Theft yields big payoff
The payoff for crooks can be high. A new air bag can cost about $1,000 from a car dealer, so a disreputable repair shop could buy a stolen air bag on the black market for between $50 and $200, charge the customer the market rate and pocket the difference, the National Insurance Crime Bureau says.
An estimate of how many air bags are stolen each year isn't available.
State Farm and other auto insurers have been working with automakers and air bag suppliers to come up with solutions to the problem of air bag theft.
“We have found ways to make air bags more difficult to steal -- for example, making the car itself harder to break into, and designing the air bag module so that it can be removed only with a special tool,” Diggs says.
Another way the problem has been dealt with has been to lower the cost of some air bags, “lessening the incentive to steal them,” Diggs says.
States crack down
While the theft of any car part is undesirable, air bag theft is particularly detrimental because of the safety risks it can pose to drivers. If an air bag is stolen and reinstalled improperly or doesn’t function like it's supposed to, a driver can be seriously injured or killed if the air bag doesn’t deploy properly in an accident.
To confront the issue of air bag fraud, the National Conference of Insurance Legislators in 2009 drafted language that state insurance regulators could use to create legislation targeting air bag fraud. This language suggested criminal penalties for fraudulently installing or reinstalling an air bag. It also recommended severe penalties for those who committed air bag fraud that led to the death or serious injury of a driver or passenger.
Rhode Island, which adopted legislation targeting air bag fraud in 2010, requires anyone who sells or installs a salvaged air bag to disclose that information, as well as maintain records of the air bag’s purchase -- giving consumers a paper trail showing that an air bag was purchased legitimately.
Even in states where there are no laws governing air bags, consumers who think they’ve been ripped off by air bag fraud can contact their state’s attorney general to file a complaint.
An ounce of prevention
To prevent air bag thefts, consumers should take the same precautions they’d take to avoid the theft of anything in their vehicles, Scafidi says. Among the suggestions:
• Keep your car locked when it's parked.
• Park in well-lit areas.
• Consider installing security devices such as alarms to deter thieves.
• Keep packages and other valuables out of sight so thieves have less of an incentive to break into your car.
If you’re having an air bag installed or buying a used car, the National Insurance Crime Bureau also recommends the following tips to avoid air bag fraud.
When having an air bag installed:
• Check the invoice to make sure the air bag actually was purchased from a manufacturer or dealer.
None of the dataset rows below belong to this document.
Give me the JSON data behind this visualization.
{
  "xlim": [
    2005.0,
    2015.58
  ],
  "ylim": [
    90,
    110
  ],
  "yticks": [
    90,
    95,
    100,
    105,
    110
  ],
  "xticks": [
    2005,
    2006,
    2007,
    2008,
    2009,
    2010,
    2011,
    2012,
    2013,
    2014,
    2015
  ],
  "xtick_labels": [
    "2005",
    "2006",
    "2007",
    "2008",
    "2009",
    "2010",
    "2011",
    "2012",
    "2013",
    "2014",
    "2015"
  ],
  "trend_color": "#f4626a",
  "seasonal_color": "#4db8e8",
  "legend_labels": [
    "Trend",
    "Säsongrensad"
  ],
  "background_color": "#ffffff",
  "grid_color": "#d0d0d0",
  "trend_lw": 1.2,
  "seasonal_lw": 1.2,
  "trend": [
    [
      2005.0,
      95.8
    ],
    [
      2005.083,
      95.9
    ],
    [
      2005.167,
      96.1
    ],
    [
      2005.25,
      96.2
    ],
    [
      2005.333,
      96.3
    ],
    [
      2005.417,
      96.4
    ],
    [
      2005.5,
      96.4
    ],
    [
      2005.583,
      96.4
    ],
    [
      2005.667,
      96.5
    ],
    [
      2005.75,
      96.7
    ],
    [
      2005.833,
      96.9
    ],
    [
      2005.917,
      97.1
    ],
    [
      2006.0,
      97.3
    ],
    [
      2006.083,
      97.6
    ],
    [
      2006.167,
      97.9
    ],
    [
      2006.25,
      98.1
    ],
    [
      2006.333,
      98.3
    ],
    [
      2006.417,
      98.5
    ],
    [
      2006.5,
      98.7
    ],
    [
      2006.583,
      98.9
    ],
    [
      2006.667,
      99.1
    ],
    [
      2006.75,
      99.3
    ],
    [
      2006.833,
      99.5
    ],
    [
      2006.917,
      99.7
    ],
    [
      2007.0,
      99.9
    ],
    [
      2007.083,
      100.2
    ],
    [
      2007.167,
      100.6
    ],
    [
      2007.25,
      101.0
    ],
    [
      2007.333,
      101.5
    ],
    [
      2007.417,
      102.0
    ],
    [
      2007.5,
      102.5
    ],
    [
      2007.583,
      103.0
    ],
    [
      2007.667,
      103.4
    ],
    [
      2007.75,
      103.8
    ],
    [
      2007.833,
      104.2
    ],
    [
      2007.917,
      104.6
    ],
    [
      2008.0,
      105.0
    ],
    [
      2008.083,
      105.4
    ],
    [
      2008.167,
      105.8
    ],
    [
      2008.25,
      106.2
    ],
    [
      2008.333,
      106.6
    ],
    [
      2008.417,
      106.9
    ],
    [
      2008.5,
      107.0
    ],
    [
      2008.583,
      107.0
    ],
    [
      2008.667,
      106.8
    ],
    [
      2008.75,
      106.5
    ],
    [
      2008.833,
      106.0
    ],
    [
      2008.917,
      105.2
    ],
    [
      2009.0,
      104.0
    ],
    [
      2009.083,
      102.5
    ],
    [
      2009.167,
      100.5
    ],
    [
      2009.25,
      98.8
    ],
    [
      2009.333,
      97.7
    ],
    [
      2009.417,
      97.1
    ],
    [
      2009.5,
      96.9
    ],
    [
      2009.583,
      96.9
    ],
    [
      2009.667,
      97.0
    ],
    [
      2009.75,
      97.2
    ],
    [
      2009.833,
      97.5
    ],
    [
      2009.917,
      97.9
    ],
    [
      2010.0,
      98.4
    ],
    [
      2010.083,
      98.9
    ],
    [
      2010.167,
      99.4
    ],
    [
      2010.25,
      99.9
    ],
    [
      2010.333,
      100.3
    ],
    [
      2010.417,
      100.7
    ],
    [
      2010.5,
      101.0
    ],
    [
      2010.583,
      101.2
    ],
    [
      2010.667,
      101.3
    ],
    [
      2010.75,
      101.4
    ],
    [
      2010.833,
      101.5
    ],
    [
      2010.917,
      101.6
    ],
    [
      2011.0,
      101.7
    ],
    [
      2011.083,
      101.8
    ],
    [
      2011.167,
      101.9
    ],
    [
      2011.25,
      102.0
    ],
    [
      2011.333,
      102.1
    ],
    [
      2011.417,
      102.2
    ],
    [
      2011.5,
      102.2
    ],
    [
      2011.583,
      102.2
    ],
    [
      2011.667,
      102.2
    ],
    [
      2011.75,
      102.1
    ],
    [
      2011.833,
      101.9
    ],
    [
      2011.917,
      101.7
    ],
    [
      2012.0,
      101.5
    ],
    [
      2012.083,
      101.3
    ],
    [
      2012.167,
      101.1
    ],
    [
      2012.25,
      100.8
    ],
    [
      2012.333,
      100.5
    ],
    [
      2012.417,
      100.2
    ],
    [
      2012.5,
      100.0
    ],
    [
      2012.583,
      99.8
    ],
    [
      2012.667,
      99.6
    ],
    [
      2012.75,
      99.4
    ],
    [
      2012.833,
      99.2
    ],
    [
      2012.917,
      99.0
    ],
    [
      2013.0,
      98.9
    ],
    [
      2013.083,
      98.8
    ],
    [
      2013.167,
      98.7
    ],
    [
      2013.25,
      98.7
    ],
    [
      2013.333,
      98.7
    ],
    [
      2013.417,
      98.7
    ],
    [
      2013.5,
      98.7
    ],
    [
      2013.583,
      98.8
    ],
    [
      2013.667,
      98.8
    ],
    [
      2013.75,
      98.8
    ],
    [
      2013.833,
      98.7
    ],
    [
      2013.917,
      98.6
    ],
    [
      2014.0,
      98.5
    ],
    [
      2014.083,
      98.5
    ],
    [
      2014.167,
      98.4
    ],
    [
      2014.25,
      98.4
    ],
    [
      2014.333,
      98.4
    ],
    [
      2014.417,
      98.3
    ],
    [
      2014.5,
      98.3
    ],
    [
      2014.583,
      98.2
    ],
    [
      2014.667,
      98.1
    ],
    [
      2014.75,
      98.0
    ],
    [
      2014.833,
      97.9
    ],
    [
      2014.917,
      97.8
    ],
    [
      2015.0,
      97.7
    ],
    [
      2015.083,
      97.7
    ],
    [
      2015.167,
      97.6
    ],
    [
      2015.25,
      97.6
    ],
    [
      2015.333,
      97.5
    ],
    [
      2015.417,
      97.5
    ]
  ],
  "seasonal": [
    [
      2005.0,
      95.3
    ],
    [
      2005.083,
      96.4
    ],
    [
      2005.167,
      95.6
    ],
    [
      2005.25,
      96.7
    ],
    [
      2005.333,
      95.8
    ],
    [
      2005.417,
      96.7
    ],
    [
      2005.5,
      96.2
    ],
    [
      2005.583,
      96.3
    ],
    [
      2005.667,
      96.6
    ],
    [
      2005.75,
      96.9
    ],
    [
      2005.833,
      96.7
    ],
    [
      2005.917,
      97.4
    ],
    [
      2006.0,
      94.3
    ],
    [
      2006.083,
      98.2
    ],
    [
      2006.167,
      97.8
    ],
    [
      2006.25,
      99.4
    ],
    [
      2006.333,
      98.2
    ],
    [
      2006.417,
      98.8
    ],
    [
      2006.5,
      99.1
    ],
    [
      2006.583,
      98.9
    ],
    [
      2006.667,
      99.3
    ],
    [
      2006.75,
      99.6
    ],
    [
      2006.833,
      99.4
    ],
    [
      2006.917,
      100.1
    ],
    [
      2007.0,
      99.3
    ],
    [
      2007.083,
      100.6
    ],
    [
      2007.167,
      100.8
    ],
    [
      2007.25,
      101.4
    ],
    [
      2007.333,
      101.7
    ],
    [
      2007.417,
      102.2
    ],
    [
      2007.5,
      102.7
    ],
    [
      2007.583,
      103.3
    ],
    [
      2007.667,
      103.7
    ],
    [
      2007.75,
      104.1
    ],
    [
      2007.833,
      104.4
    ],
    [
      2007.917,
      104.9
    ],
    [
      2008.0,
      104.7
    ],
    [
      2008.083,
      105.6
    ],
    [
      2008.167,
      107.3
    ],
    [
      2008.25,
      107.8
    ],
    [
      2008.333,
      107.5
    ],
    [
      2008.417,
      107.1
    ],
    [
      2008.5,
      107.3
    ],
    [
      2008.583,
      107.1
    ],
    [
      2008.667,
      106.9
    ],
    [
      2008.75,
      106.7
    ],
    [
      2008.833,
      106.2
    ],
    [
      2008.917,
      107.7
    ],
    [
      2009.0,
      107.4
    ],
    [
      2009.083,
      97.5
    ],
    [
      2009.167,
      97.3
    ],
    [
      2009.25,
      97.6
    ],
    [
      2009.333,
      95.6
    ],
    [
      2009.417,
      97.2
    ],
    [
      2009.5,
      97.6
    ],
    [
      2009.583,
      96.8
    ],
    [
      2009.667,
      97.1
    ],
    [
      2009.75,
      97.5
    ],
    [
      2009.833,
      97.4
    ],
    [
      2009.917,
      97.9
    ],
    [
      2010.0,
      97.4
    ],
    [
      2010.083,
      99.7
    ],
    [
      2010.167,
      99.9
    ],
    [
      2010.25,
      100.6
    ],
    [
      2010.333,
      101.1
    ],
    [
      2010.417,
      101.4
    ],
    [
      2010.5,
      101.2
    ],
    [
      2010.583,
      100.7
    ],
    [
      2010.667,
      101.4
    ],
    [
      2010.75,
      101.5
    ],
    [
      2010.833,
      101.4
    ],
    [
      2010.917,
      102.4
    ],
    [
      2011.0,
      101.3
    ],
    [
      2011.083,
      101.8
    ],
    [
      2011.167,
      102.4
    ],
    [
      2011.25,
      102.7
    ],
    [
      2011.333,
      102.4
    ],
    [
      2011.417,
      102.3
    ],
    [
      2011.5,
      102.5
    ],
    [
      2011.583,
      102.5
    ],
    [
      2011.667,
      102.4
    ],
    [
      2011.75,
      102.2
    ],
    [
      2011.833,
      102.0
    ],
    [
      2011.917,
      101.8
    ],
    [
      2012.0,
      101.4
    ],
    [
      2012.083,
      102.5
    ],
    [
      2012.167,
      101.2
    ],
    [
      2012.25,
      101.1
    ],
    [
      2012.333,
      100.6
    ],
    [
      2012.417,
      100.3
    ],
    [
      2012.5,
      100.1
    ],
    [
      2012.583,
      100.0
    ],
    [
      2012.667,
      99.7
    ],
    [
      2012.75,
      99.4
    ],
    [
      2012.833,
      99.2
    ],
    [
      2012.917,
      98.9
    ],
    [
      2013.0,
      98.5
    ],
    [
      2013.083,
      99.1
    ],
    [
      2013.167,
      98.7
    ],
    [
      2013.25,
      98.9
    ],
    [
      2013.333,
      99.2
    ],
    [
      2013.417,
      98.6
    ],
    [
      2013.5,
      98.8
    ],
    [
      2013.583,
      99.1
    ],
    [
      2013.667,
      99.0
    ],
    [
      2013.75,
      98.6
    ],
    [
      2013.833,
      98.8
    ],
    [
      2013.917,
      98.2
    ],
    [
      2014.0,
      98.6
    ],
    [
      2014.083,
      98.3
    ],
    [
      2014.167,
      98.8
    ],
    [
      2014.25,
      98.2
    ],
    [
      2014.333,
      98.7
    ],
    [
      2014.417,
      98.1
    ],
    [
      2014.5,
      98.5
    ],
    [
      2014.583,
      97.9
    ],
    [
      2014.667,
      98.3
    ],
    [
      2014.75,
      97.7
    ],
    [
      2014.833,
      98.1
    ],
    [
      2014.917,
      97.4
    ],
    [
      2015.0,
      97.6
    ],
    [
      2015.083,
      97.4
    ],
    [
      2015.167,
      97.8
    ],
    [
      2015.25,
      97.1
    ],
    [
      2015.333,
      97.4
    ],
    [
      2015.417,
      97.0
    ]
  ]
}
• Ask whether you can inspect the air bag before installation. Look for sealed packaging from the manufacturer.
When buying a used car:
• Make sure the cover over the steering column is the same color as the interior. If the colors are different, this could indicate the original air bag was replaced, because “when thieves try to rip them out of the dashboard, they’ll cut through the plastic,” Scafidi says.
• Be sure the indicator for the air bag system lights up on the instrument panel when you turn on the vehicle’s ignition, the bureau says. If the light doesn’t come on, there could be a problem with the system, meaning the air bags might not be activated in an accident.